基金supported by the Major Science and Technology Program for Water Pollution Control and Treatment of China (No. 2011ZX07301-003)the National Key Research and Development Plan (No. 2016YFC0400806)
文摘Anaerobic treatment is the core technology for resource and energy recovery from source-separated domestic bio-wastes. The higher efficiency of an improved upflow solid reactor(IUSR) designed in this study was demonstrated in the treatment of concentrated black water and kitchen waste. The highest methane production of 48 L/person/day was achieved at the hydraulic retention time(HRT) of 7 days, while the other measures of performance at the HRT of 8.3 days were better than at the HRT of 7 or 10 days, achieving a methane production of 43 L/person/day, removal of total chemical oxygen demand(TCOD)of 89%, removal of soluble chemical oxygen demand(SCOD) of 92%, and conversion of chemical oxygen demand(COD) to methane of 71%. It is not recommended to decrease HRT lower than 7 days due to the instability of the initial period. The concentrations of volatile fatty acids(VFAs) in the IUSR were less than 10 mg/L, indicating that the anaerobic process was stable.

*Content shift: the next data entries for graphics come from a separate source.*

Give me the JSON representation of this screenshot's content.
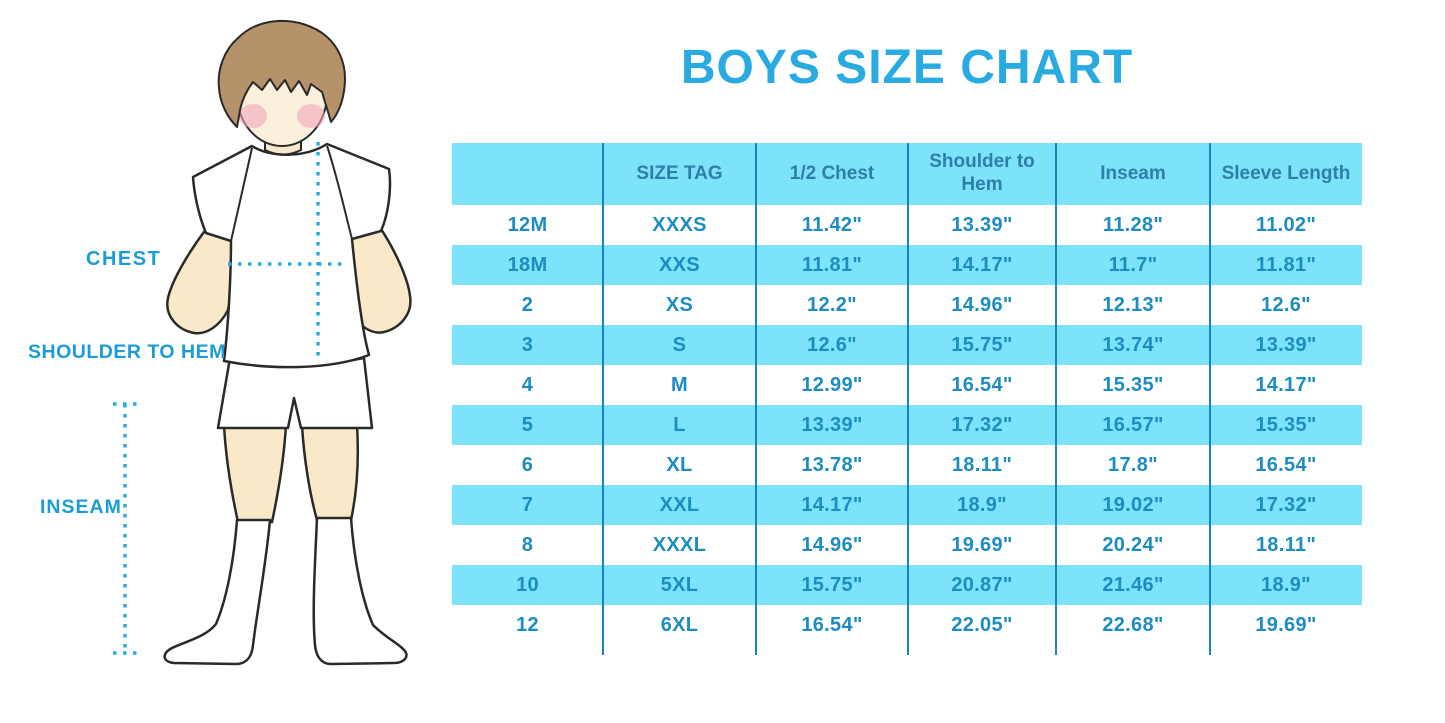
{
  "title": "BOYS SIZE CHART",
  "figure": {
    "labels": {
      "chest": "CHEST",
      "shoulder_to_hem": "SHOULDER TO HEM",
      "inseam": "INSEAM"
    }
  },
  "chart_data": {
    "type": "table",
    "title": "BOYS SIZE CHART",
    "columns": [
      "",
      "SIZE TAG",
      "1/2 Chest",
      "Shoulder to Hem",
      "Inseam",
      "Sleeve Length"
    ],
    "rows": [
      [
        "12M",
        "XXXS",
        "11.42\"",
        "13.39\"",
        "11.28\"",
        "11.02\""
      ],
      [
        "18M",
        "XXS",
        "11.81\"",
        "14.17\"",
        "11.7\"",
        "11.81\""
      ],
      [
        "2",
        "XS",
        "12.2\"",
        "14.96\"",
        "12.13\"",
        "12.6\""
      ],
      [
        "3",
        "S",
        "12.6\"",
        "15.75\"",
        "13.74\"",
        "13.39\""
      ],
      [
        "4",
        "M",
        "12.99\"",
        "16.54\"",
        "15.35\"",
        "14.17\""
      ],
      [
        "5",
        "L",
        "13.39\"",
        "17.32\"",
        "16.57\"",
        "15.35\""
      ],
      [
        "6",
        "XL",
        "13.78\"",
        "18.11\"",
        "17.8\"",
        "16.54\""
      ],
      [
        "7",
        "XXL",
        "14.17\"",
        "18.9\"",
        "19.02\"",
        "17.32\""
      ],
      [
        "8",
        "XXXL",
        "14.96\"",
        "19.69\"",
        "20.24\"",
        "18.11\""
      ],
      [
        "10",
        "5XL",
        "15.75\"",
        "20.87\"",
        "21.46\"",
        "18.9\""
      ],
      [
        "12",
        "6XL",
        "16.54\"",
        "22.05\"",
        "22.68\"",
        "19.69\""
      ]
    ],
    "layout": {
      "header_background": "#7DE3FA",
      "alternating_row_background": "#7DE3FA",
      "grid": "vertical-dividers-only"
    }
  },
  "colors": {
    "accent": "#29ABE2",
    "label": "#1B9CD8",
    "row-blue": "#7DE3FA",
    "header-text": "#2C7FA9",
    "cell-text": "#1D8CC1",
    "divider": "#1A85B5",
    "skin": "#FAE9C8",
    "face": "#FBF0DC",
    "hair": "#B6926B",
    "blush": "#F2A7BC",
    "outline": "#2A2A2A"
  }
}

Sludge bed development showed that sludge bed with high microbial activity was formed in the bottom and that the precipitation zone of effluents formed should preferably occupy 30% of the height of the IUSR. The effluents of the IUSR could be used for irrigation in agriculture in combination with a settling tank accompanied by disinfection to remove solids and pathogens.